Salazar’ın üç fe’sinden biri futbol da niyeyse futbolu, hakemi, çizgileri ve topu tartışmaya devam ediyoruz. Ben de içindeyim bu üçgenin.
Çocukken, sırf abime inat olsun diye onun rakip (bizim futbolcu eskisi futbol yorumcularımıza göre şapkalı bir a ile yazılan rakip) bildiği bir takımı tutmaya başlayıp, başladım futbol hayatıma, bırakamadım da, nasıl tuttumsa…
Ne çok uyutmuş abim beni… Uyutmuştu da, gecekonduda!

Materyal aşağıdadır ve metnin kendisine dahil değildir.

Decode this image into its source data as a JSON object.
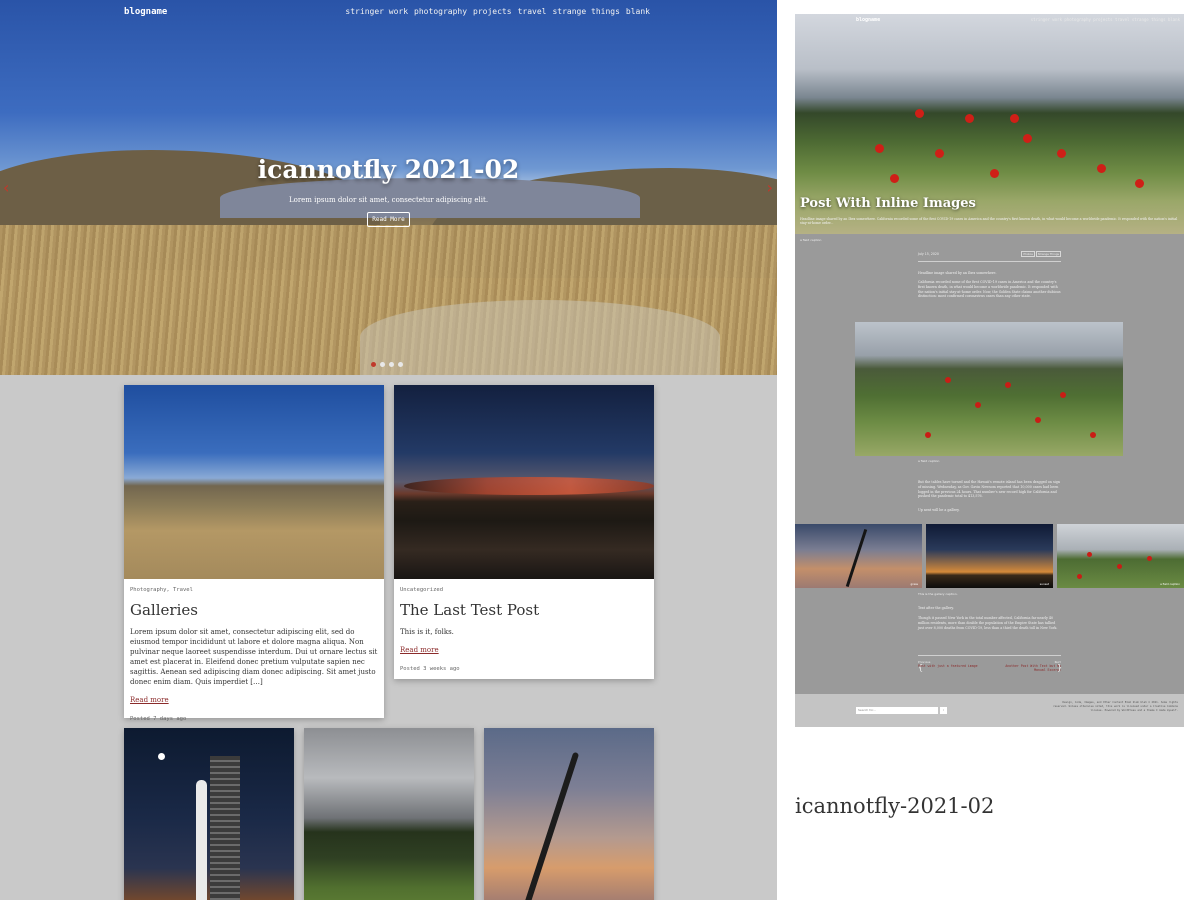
{
  "site": {
    "brand": "blogname",
    "menu": [
      "stringer work",
      "photography",
      "projects",
      "travel",
      "strange things",
      "blank"
    ]
  },
  "hero": {
    "title": "icannotfly 2021-02",
    "subtitle": "Lorem ipsum dolor sit amet, consectetur adipiscing elit.",
    "button_label": "Read More",
    "arrow_left": "‹",
    "arrow_right": "›",
    "slides": 4,
    "active_slide": 1
  },
  "posts": [
    {
      "category": "Photography, Travel",
      "title": "Galleries",
      "excerpt": "Lorem ipsum dolor sit amet, consectetur adipiscing elit, sed do eiusmod tempor incididunt ut labore et dolore magna aliqua. Non pulvinar neque laoreet suspendisse interdum. Dui ut ornare lectus sit amet est placerat in. Eleifend donec pretium vulputate sapien nec sagittis. Aenean sed adipiscing diam donec adipiscing. Sit amet justo donec enim diam. Quis imperdiet […]",
      "read_more": "Read more",
      "posted": "Posted 7 days ago"
    },
    {
      "category": "Uncategorized",
      "title": "The Last Test Post",
      "excerpt": "This is it, folks.",
      "read_more": "Read more",
      "posted": "Posted 3 weeks ago"
    }
  ],
  "preview": {
    "brand": "blogname",
    "menu": "stringer work  photography  projects  travel  strange things  blank",
    "title": "Post With Inline Images",
    "excerpt": "Headline image shared by an Ibex somewhere. California recorded some of the first COVID-19 cases in America and the country's first known death, in what would become a worldwide pandemic. It responded with the nation's initial stay-at-home order...",
    "hero_caption": "a field caption",
    "date": "July 15, 2020",
    "tags": [
      "Photos",
      "Strange Things"
    ],
    "paragraphs": [
      "Headline image shared by an Ibex somewhere.",
      "California recorded some of the first COVID-19 cases in America and the country's first known death, in what would become a worldwide pandemic. It responded with the nation's initial stay-at-home order. Now, the Golden State claims another dubious distinction: most confirmed coronavirus cases than any other state."
    ],
    "inline_caption": "a field caption",
    "paragraphs2": [
      "But the tables have turned and the Hawaii's remote island has been dragged on sign of missing. Wednesday, as Gov. Gavin Newsom reported that 10,000 cases had been logged in the previous 24 hours. That number's new record high for California and pushed the pandemic total to 413,576.",
      "Up next will be a gallery."
    ],
    "gallery_captions": [
      "grass",
      "sunset",
      "a field caption"
    ],
    "gallery_caption": "This is the gallery caption.",
    "paragraphs3": [
      "Text after the gallery.",
      "Though it passed New York in the total number affected, California far nearly 40 million residents, more than double the population of the Empire State has tallied just over 8,000 deaths from COVID-19, less than a third the death toll in New York."
    ],
    "nav": {
      "prev_label": "Previous",
      "prev_title": "Post with just a featured image",
      "next_label": "Next",
      "next_title": "Another Post With Text but No Manual Excerpt"
    },
    "search_placeholder": "Search for...",
    "search_button": "›",
    "footer_text": "Design, Code, Images, and Other Content Blah blah blah © 2021. Some rights reserved. Unless otherwise noted, this work is licensed under a Creative Commons license. Powered by WordPress and a theme I made myself."
  },
  "caption": "icannotfly-2021-02"
}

İş yerinde, molada, yemekhanede, server’da yasaklı değilse, günlük gazetelerin web sayfalarında hep futbol; futbolla uyuyan, onunla uyuyan bir halk kaldık zamanla…
Neymiş efendim, hakemler hafif homoseksüel, taraftar delikanlı… Federasyon desen o biçim… Kırmızı kart… Kim kaç dakika yok ki… Dakika ve skor. Tuvalet kağıdı. Top.
Uzun zaman geçti aradan…
Abimi daha çok sevmeye, anlamaya başladım; tuttuğu takıma, ona inat olsun diye tuttuğum karşı takıma da soğumaya başladım; uzatma dakikalarını yaşamaya başladım futbolun.
Abim kafası yarılmayan, taşlayan, çakmaklayan, küfreden ve paralayan taraftı; haklıydı!
Öteki taraf kafası yarılan, taşlanan, çakmaklanan, paralanan taraftı; bizdendi, haklıydı o da!
Nen abime inat, durduğum yerde, öteki idim onun satın aldığı görüntüleri izlerken. Doksan sonrası, uzatma dakikalarını bile satın alabiliyordu abim; vardı parası.
Bir sürü gürültü sonra… Şifresiz ve adresi belli bir kanala “niye reyting yaptırdık ki” pişmanlığı. Şifreli olsaydı keşke, sonradan duyardık duyarlığı… Sonra kırk yıllık bir Galatasaraylının birdenbire bir Ankaragücü taraftarı olması.
Bu hafta Rizespor-Ümraniyespor maçı var; maç yarıda kalmaz da Rizespor yener ve Ankaragücü de 3 puanı alırsa, ligin bitimine bir hafta kala şampiyonuz inşallah!
Siz hiç Ankaralı bir futbol takımını destekleyen İstanbullu gördünüz mü?